You can definitely get as fancy as you want with marinades, using apple cider vinegar, honey, chiles, citrus, or tons of seasonings. But it’s not necessary. This cut of beef and all its taco toppings have plenty of flavors to go around.
Whatever you decide, just be sure to get your three marinade components: acid, fat, aromatics. These ingredient superpowers will tenderize and flavorize the meat in the most wonderful way. In this marinade, the lime and soy do the job of acid, the oil plays the role of fat, and each component adds a distinct flavor.
A short marinading time of thirty minutes prior to cooking will do, as this is a very thin steak which is already incredibly tender. As for the salt, Mr. Prose recommends skipping it for the marinade and adding it directly to the steaks immediately before they go on the grill. No need to overdo it here either, as the soy sauce in the marinade is plenty salty.
Simple as that! This is one low maintenance cut of meat!
Thanks for the tips Chiles and Smoke! If you’re a fan of smoked and spicy things, definitely go give him a follow- you won’t be disappointed!
They shouldn’t be overlooked. Toppings can make or break a taco.
You’ll probably find that cheddar cheese and shredded lettuce don’t do this taco any favors! So, we’re going to skip the Americanized version of taco toppings and go a little more authentic.
Pico de gallo is always welcome, as are its individual components. Salsas of any type or heat, a spritz of lime juice, fresh avocado or guacamole, a little shredded cabbage for crunch…any or all of these will make your tacos sing.
If you’re feeling a little cheesy, try a crumbled up cotija or queso fresco cheese sprinkled on top. You may have to sleuth the cheese section at the store for these- but they are totally worth the time to find them!
Let’s Talk Tortillas
Lastly, we would be remiss if we didn’t discuss what’s under the taco either.
If you can’t swing a fresh homemade tortilla, try finding a local vendor. I’m lucky to have Benny Blanco Tortillas here locally, and let me tell you- they are far, far superior to the under-flavored, over-processed tortillas I’d find at the grocery store.
Just remember that the freshest tortillas are also the most susceptible to going bad. Be sure to refrigerate your fresh tortillas until you’re ready to cook, otherwise, you’ll end up tossing a moldy batch. Or you can also a tortilla freak like me and buy several packs. After all, nothing should get between you and these hanger steak tacos.
Also- big thanks to Arcadia Meat Market for the amazing cuts! I’ll definitely be back for more!
- 1 pound hanger steak
- 1 Tbsp coarse sea salt
For the marinade
- 1/3 cup olive oil
- 1/4 cup soy sauce
- 1 lime juiced and zested
- 4 garlic cloves smashed or minced
For the tacos
- 6 flour tortillas
- 1 cup green cabbage shredded
- 1 cup purple cabbage shredded
- 1/2 cup cotija or queso fresco crumbled
- 1 cup pico de gallo
- Preheat the grill.
- In a ziplock bag or large bowl, add all marinade ingredients together and stir to combine.

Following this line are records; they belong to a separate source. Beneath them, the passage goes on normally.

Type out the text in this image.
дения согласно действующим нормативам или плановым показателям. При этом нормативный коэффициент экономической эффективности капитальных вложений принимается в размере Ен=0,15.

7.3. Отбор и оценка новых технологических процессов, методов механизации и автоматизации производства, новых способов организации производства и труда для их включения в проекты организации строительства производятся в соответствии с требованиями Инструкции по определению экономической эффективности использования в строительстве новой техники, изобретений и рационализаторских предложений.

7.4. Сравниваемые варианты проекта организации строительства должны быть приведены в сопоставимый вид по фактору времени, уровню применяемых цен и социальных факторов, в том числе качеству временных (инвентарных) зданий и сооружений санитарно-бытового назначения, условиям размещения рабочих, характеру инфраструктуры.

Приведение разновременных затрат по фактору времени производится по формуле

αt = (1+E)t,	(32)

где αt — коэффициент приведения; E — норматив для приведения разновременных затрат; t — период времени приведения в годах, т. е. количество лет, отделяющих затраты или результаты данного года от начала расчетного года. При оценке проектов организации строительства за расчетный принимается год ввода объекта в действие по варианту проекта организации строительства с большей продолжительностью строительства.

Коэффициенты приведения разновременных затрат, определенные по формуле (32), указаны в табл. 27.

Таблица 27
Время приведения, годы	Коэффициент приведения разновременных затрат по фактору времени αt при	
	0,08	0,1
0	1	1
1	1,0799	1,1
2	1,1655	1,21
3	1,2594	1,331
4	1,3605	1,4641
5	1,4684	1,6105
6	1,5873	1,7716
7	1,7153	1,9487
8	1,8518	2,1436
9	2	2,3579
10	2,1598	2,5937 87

- Pat dry the hanger steak add the steak to the marinade mix. Cover and let sit for thirty minutes at room temperature.
- When the steaks have finished marinating, pat them dry, sprinkle with coarse sea salt, and place them over direct heat on the grill. Cook each side about 4 to 5 minutes or until meat is medium rare and internal temperature has reached 135 degrees Fahrenheit.
- After removing the steak from the grill, cover and allow it to rest for about 10 minutes to preserve its juices.
- Meanwhile, heat up a medium sized cast iron pan on the grill or stove. Heat up the tortillas, about 1 minute on each side.
- With a sharp steak knife, cut the steak against the grain into small, 1-inch slices.
- Assemble the tacos with a bed of fresh cabbage, sliced steak, pico de gallo, and crumbled cheese.